While I don’t disagree that controversy is interesting, it has been… what, 12 years since their induction into the Horde? Some gaps were bound to close, no?

~Maddie

Edit: Phrasing

1 Like

TBH it’s kind of interesting how polar people’s opinions are on this, depending on their favorite faction. I know a LOT of Alliance players that would prefer the villain bat right to the mouth instead of our current role.
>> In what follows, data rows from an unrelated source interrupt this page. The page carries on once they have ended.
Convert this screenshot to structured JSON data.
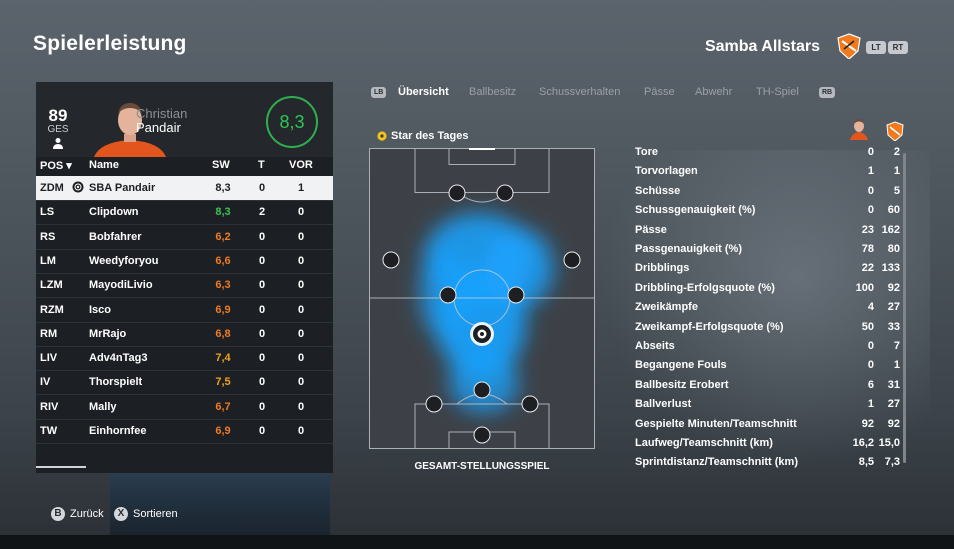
{
  "header": {
    "title": "Spielerleistung",
    "team_name": "Samba Allstars",
    "lt_label": "LT",
    "rt_label": "RT"
  },
  "player": {
    "ges_value": "89",
    "ges_label": "GES",
    "first_name": "Christian",
    "last_name": "Pandair",
    "rating": "8,3"
  },
  "table": {
    "columns": [
      "POS",
      "Name",
      "SW",
      "T",
      "VOR"
    ],
    "rows": [
      {
        "pos": "ZDM",
        "name": "SBA Pandair",
        "sw": "8,3",
        "t": "0",
        "vor": "1",
        "sw_color": "#1c2024"
      },
      {
        "pos": "LS",
        "name": "Clipdown",
        "sw": "8,3",
        "t": "2",
        "vor": "0",
        "sw_color": "#39c24f"
      },
      {
        "pos": "RS",
        "name": "Bobfahrer",
        "sw": "6,2",
        "t": "0",
        "vor": "0",
        "sw_color": "#ee7a22"
      },
      {
        "pos": "LM",
        "name": "Weedyforyou",
        "sw": "6,6",
        "t": "0",
        "vor": "0",
        "sw_color": "#ee7a22"
      },
      {
        "pos": "LZM",
        "name": "MayodiLivio",
        "sw": "6,3",
        "t": "0",
        "vor": "0",
        "sw_color": "#ee7a22"
      },
      {
        "pos": "RZM",
        "name": "Isco",
        "sw": "6,9",
        "t": "0",
        "vor": "0",
        "sw_color": "#ee7a22"
      },
      {
        "pos": "RM",
        "name": "MrRajo",
        "sw": "6,8",
        "t": "0",
        "vor": "0",
        "sw_color": "#ee7a22"
      },
      {
        "pos": "LIV",
        "name": "Adv4nTag3",
        "sw": "7,4",
        "t": "0",
        "vor": "0",
        "sw_color": "#f0a21d"
      },
      {
        "pos": "IV",
        "name": "Thorspielt",
        "sw": "7,5",
        "t": "0",
        "vor": "0",
        "sw_color": "#f0a21d"
      },
      {
        "pos": "RIV",
        "name": "Mally",
        "sw": "6,7",
        "t": "0",
        "vor": "0",
        "sw_color": "#ee7a22"
      },
      {
        "pos": "TW",
        "name": "Einhornfee",
        "sw": "6,9",
        "t": "0",
        "vor": "0",
        "sw_color": "#ee7a22"
      }
    ]
  },
  "tabs": {
    "lb": "LB",
    "rb": "RB",
    "items": [
      "Übersicht",
      "Ballbesitz",
      "Schussverhalten",
      "Pässe",
      "Abwehr",
      "TH-Spiel"
    ]
  },
  "pitch": {
    "star_label": "Star des Tages",
    "caption": "GESAMT-STELLUNGSSPIEL"
  },
  "stats": [
    {
      "label": "Tore",
      "player": "0",
      "team": "2"
    },
    {
      "label": "Torvorlagen",
      "player": "1",
      "team": "1"
    },
    {
      "label": "Schüsse",
      "player": "0",
      "team": "5"
    },
    {
      "label": "Schussgenauigkeit (%)",
      "player": "0",
      "team": "60"
    },
    {
      "label": "Pässe",
      "player": "23",
      "team": "162"
    },
    {
      "label": "Passgenauigkeit (%)",
      "player": "78",
      "team": "80"
    },
    {
      "label": "Dribblings",
      "player": "22",
      "team": "133"
    },
    {
      "label": "Dribbling-Erfolgsquote (%)",
      "player": "100",
      "team": "92"
    },
    {
      "label": "Zweikämpfe",
      "player": "4",
      "team": "27"
    },
    {
      "label": "Zweikampf-Erfolgsquote (%)",
      "player": "50",
      "team": "33"
    },
    {
      "label": "Abseits",
      "player": "0",
      "team": "7"
    },
    {
      "label": "Begangene Fouls",
      "player": "0",
      "team": "1"
    },
    {
      "label": "Ballbesitz Erobert",
      "player": "6",
      "team": "31"
    },
    {
      "label": "Ballverlust",
      "player": "1",
      "team": "27"
    },
    {
      "label": "Gespielte Minuten/Teamschnitt",
      "player": "92",
      "team": "92"
    },
    {
      "label": "Laufweg/Teamschnitt (km)",
      "player": "16,2",
      "team": "15,0"
    },
    {
      "label": "Sprintdistanz/Teamschnitt (km)",
      "player": "8,5",
      "team": "7,3"
    }
  ],
  "footer": {
    "back_key": "B",
    "back_label": "Zurück",
    "sort_key": "X",
    "sort_label": "Sortieren"
  },
  "colors": {
    "accent_green": "#2eb14d",
    "heat_blue": "#1aa3ff",
    "team_orange": "#f07a1d"
  }
}
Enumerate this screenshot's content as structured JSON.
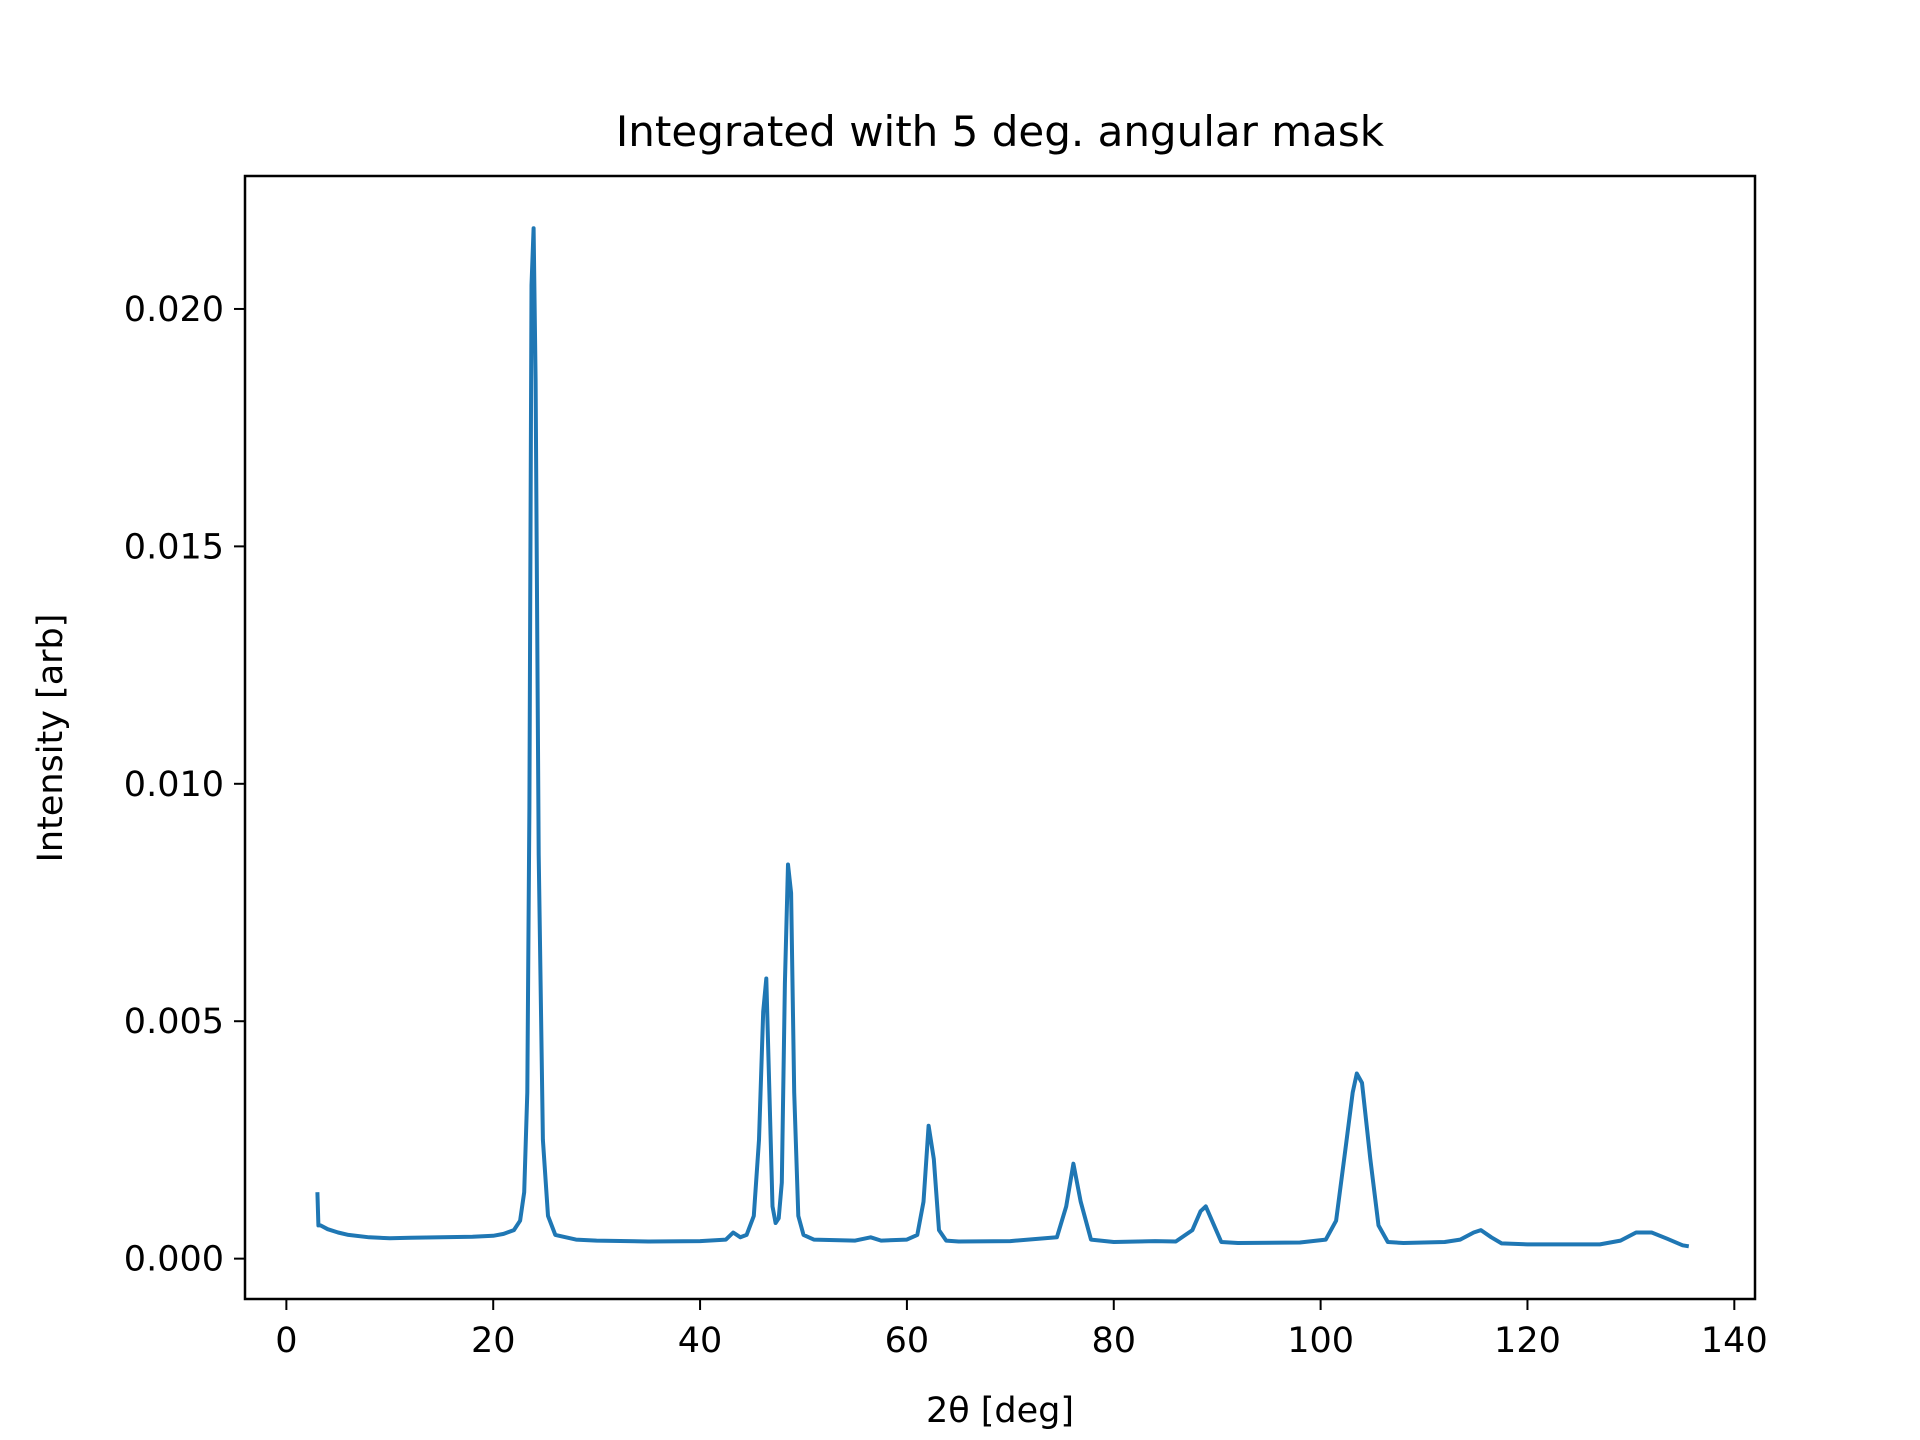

I speak only for myself, of course, but I wouldn’t mind being the villain if it meant being proactive for a change.

~Maddie

1 Like

A miserable little pile of secrets?

8 Likes

Honestly, the Horde/Alliance conflict has been backwards ever since Cata. Thrall’s Horde was originally formed as a cooperative to protect the individual member races from annihilation at the hands of outside forces, the biggest of which was the Human-led Alliance. The Horde was supposed to be scrappy, and primitive, and always just trying to survive in a world that didn’t want them. They should never have been the aggressors because they never should have had the numbers to actually pose a real threat the Alliance, but just big enough to be too much of a risk to try and wipe out.

I feel the story of WoW would have been far more interesting if they had stuck with that narrative where the aggressors were almost always the Alliance, like with Admiral Proudmoore’s invasion.

5 Likes

“What is the Horde”?
Well, since we’re going back to the ethnocentric Orc-based culture with the removal of Sylvanas:
Hypocrites.
The Horde is a bunch of hypocrites.

6 Likes

The Horde is a cunning beast, waiting for the world to enter into a semblance of peace to then snatch just alittle more of it in a tide of blood soaked atrocities.

Then when they are beaten down by the Alliance or otherwise they make their pathetic leadership the sole perpetrator of their crimes and then enter into dormancy waiting for the world to fall into a passive state once more so they can rise again taking another piece of the world through bloodshed and conquest.

And the Alliance is powerless to stop this. For they will never have the conviction to purge every last creature that calls itself Horde to the last child without they themselves becoming monsters in the process.

So we’re the… Herpes of Azeroth?

I can’t… I’m dying. YOU CAUGHT US AZEROTH, SHOULDN’T HAVE BEEN FOOLING AROUND WITH THAT DRAENOR BOY!